Pioneered by the Deep Q-network  and followed up by various extensions and advancements [2, 3, 4, 5], Deep Reinforcement Learning (DRL) algorithms show great potential in solving high-dimensional real-world robotics sensory control tasks. However, DRL methods typically require several millions of training samples, making them infeasible to train directly on real robotic systems. As a result, DRL algorithms are generally trained in simulated environments, then transferred to and deployed in real scenes. However, the reality gap, namely the noise pattern, texture, lighting condition discrepancies, etc., between synthetic renderings and real sensory readings, imposes major challenges for generalising the sensory control policies trained in simulation to reality.
In this paper, we focus on visual control tasks, where autonomous agents perceive the environment with their onboard cameras, and execute commands based on the colour image reading streams. A natural way and also the typical choice in the recent literature on dealing with the reality gap for visual control, is by increasing the visual fidelity of the simulated images [6, 7], by matching the distribution of synthetic images to that of the real ones [8, 9], and by gradually adapting the learned features and representations from the simulated domain to the real-world domain . These sim-to-real methods, however, inevitably have to add preprocessing steps for each individual training frame to the already expensive learning pipeline of DRL policies; or a policy training or finetuning phase has to be conducted for each visually different real-world scene.
This paper attempts to tackle the reality gap in the visual control domain from a novel perspective, with the aim of adding minimal extra computational burden to the learning pipeline. We cope with the reality gap only during the actual deployment phase of agents in real-world scenarios, by adapting the real camera streams to the synthetic modality, so as to translate the unfamiliar or unseen features of real images back into the simulated style, which the agents have already learned how to deal with during training in the simulation.

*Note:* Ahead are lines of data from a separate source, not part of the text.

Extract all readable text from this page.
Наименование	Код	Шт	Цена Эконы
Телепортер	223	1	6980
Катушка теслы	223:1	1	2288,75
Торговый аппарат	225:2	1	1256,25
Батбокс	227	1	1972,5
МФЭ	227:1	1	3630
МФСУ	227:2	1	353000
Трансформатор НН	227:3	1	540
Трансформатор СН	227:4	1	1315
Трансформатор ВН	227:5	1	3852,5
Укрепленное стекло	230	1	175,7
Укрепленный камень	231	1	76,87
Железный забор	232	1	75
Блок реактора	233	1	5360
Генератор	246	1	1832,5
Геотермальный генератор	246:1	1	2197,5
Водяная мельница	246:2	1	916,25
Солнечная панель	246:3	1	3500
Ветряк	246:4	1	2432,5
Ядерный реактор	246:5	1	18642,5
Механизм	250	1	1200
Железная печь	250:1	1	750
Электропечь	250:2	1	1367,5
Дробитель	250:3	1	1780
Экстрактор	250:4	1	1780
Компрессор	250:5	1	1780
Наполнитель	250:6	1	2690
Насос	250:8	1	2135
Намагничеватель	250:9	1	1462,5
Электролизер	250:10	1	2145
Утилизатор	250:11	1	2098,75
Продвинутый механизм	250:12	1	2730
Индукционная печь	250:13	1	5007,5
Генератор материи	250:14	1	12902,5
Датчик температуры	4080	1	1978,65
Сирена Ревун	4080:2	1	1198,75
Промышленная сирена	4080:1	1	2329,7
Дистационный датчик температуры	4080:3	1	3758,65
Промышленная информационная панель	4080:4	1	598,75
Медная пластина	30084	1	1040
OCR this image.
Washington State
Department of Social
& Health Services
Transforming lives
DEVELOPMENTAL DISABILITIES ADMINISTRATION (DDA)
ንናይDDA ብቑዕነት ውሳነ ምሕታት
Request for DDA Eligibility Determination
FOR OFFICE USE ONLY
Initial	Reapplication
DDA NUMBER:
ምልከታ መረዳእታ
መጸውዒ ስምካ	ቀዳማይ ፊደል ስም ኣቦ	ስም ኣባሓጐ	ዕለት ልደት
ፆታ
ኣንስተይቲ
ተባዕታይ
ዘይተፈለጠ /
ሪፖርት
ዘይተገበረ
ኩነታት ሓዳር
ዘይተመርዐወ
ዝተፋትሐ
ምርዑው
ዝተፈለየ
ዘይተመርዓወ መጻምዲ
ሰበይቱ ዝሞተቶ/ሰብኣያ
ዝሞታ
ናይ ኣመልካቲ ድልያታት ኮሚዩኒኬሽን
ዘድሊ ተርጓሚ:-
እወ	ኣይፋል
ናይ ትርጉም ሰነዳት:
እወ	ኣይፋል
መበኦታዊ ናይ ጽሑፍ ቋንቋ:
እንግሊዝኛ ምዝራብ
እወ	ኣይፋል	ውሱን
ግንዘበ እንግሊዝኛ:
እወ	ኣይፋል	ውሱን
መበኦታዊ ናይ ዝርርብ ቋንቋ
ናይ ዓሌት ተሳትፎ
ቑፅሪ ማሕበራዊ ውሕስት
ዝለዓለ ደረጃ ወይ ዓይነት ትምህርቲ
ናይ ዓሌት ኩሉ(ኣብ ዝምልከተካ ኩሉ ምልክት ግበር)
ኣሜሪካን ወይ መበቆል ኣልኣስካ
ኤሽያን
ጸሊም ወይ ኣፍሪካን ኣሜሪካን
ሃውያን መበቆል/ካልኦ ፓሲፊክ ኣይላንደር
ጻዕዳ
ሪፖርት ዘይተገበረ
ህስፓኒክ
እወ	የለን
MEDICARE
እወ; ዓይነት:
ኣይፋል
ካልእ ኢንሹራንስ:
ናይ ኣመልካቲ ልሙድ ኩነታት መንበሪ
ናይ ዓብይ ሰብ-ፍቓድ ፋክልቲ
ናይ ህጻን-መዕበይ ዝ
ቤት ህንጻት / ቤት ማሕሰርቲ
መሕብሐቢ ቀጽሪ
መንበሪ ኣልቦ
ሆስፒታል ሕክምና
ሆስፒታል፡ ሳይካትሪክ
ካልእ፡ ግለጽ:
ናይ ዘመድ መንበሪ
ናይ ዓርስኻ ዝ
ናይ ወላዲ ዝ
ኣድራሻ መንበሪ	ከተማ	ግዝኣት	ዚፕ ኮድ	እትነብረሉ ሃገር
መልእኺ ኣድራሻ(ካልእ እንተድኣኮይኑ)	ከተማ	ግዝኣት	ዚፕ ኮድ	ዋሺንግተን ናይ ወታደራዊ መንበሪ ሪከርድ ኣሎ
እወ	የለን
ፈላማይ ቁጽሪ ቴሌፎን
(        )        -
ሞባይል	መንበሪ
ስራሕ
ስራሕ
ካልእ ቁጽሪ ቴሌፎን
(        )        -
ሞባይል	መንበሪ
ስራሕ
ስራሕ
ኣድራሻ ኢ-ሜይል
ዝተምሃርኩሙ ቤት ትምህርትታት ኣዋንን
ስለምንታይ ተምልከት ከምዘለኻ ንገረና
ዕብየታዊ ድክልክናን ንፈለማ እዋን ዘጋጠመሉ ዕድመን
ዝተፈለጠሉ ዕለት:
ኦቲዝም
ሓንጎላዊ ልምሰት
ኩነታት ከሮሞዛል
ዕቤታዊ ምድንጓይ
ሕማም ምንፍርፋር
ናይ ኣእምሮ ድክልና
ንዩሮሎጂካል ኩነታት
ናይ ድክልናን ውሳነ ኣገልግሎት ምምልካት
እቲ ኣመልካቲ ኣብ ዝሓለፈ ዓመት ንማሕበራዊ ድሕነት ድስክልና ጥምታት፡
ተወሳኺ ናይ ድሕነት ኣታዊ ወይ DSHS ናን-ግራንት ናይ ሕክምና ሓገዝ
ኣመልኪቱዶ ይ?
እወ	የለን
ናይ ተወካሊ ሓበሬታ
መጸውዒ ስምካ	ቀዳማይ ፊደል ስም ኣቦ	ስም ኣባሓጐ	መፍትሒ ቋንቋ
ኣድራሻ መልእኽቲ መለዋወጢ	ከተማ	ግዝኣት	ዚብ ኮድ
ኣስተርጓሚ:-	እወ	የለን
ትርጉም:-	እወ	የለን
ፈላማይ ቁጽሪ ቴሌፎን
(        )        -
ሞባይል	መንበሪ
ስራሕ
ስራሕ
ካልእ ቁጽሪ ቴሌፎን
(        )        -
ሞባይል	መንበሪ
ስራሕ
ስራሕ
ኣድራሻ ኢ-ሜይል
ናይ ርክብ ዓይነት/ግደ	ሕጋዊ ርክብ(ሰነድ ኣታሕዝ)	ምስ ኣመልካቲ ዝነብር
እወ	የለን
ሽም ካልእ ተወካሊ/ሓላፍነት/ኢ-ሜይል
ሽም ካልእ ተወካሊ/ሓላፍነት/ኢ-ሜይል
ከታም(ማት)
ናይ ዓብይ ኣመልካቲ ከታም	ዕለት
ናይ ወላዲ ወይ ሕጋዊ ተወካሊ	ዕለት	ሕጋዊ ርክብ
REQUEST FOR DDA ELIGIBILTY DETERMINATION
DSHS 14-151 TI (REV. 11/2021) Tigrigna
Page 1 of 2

Compared to the sim-to-real methods bridging the reality gap, our proposed real-to-sim approach, which we refer to as the VR-Goggles, has several appealing properties: (1) Our proposed method is highly lightweight: It does not add any extra processing burden to the training phase of DRL policies; and (2) Our approach is highly flexible and efficient: Since we decouple the policy training and the adaptation operations, the preparations for transferring the polices from simulation to the real world can be conducted in parallel with the training of the control policies. From each visually different real-world environment that we expect to deploy the agent in, we just need to collect several (typically on the order of ) images, and train a VR-Goggles model for each of them. More importantly, we do not need to retrain or finetune the visual control policy for new environments.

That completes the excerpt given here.